Golf ball manufacturing is an exact science. The engineers have to design it for accuracy, flight, distance, and spin. In production, the object is to crank them out, one after the other, by the millions, with digital precision. They are supposed to be the same. Duplicates. Even a slight difference between them will earn them a place in the XXXXX brand.
Of course, we're not manufacturing golf balls, and our system of church planting, or even disciple-making, is not geared to precise exactness. What the world doesn't need now is a new batch of average churches, and certainly not copies of what we call disciples these days. And, this may be the glitch in the multiplication process now. Too many of our programs and systems are machined to produce cookie cutter models, disciples and churches like the ones we already have. It may be the reason so many of the younger cohorts take a pass on traditional church. It's often about fit. These young individualists, often new believers, just don't fit into the cookie cutter expectations of many churches. Also, many of the new congregations are forming alliances apart from the usual denominational affiliations because of the same issue. Most often, they are not your grand-mother's church, as they say, are are shunned because of it. Sad.

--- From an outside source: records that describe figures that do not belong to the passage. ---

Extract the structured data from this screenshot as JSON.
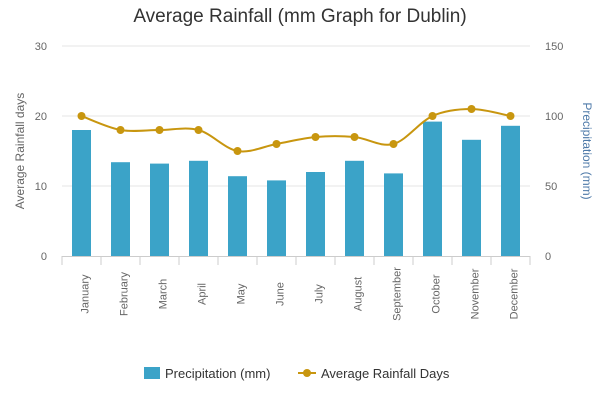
{
  "chart_data": {
    "type": "bar",
    "title": "Average Rainfall (mm Graph for Dublin)",
    "categories": [
      "January",
      "February",
      "March",
      "April",
      "May",
      "June",
      "July",
      "August",
      "September",
      "October",
      "November",
      "December"
    ],
    "y_left": {
      "label": "Average Rainfall days",
      "min": 0,
      "max": 30,
      "ticks": [
        0,
        10,
        20,
        30
      ]
    },
    "y_right": {
      "label": "Precipitation (mm)",
      "min": 0,
      "max": 150,
      "ticks": [
        0,
        50,
        100,
        150
      ]
    },
    "series": [
      {
        "name": "Precipitation (mm)",
        "type": "bar",
        "axis": "right",
        "color": "#3ba3c8",
        "values": [
          90,
          67,
          66,
          68,
          57,
          54,
          60,
          68,
          59,
          96,
          83,
          93
        ]
      },
      {
        "name": "Average Rainfall Days",
        "type": "line",
        "axis": "left",
        "color": "#c8960f",
        "values": [
          20,
          18,
          18,
          18,
          15,
          16,
          17,
          17,
          16,
          20,
          21,
          20
        ]
      }
    ],
    "grid": true,
    "legend_position": "bottom"
  }
}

Spiritual giftedness and personal individuality define each believer. If there is any resemblance between us it is through the spiritual gene-pool of Christ, in whose image we are being formed. Common confession and practice usually groups us with like-thinking believers. But, we're not stamped out in a machine shop and should not be the same beyond the belief systems and practices that unite us. We're the body of Christ. Each one of us is a member. So, we're different. We must celebrate this diversity and praise Him that we're not exactly the same.
In the same way, context gives each congregation a unique look. There's a Great Commission similarity to our thing but not a reproduced sameness. The object of church planting isn't to send a miniature model of my church to the community over there, but to birth a new congregation with the spiritual DNA of that particular area. We shouldn't be cloning ourselves in a new people group. Any resemblance we have with the new church plants should be simply the result of having the same Father.
God has given us the joy of partnering with two church plants in the past few years. Living Creek Church with Pastor Jeff Price, and Restoration Church with Pastor Adam Spurlock are touching two local communities with a mission that is fresh and new and shaped to people groups that we have not and could not reach. In the planting process we tried not to re-create Northwood Baptist Church in those locations. We celebrated their uniqueness and thanked God that they are influencing their areas in ways that we could not. Each day I thank God for Jeff and Adam, and a whole list of church planting pioneers who are communicating the old, old story in new ways and new places. It is a thrilling partnership that jazzes me just thinking about it.
This is all to say that we're not manufacturing golf balls. Churches and denominations must remove our rigid production standards so that the resemblance of Christ can be the standard of new believers and congregations, and not the imprint of us.
Right now, and this is hard, the world doesn't need more us us. It needs more of Him.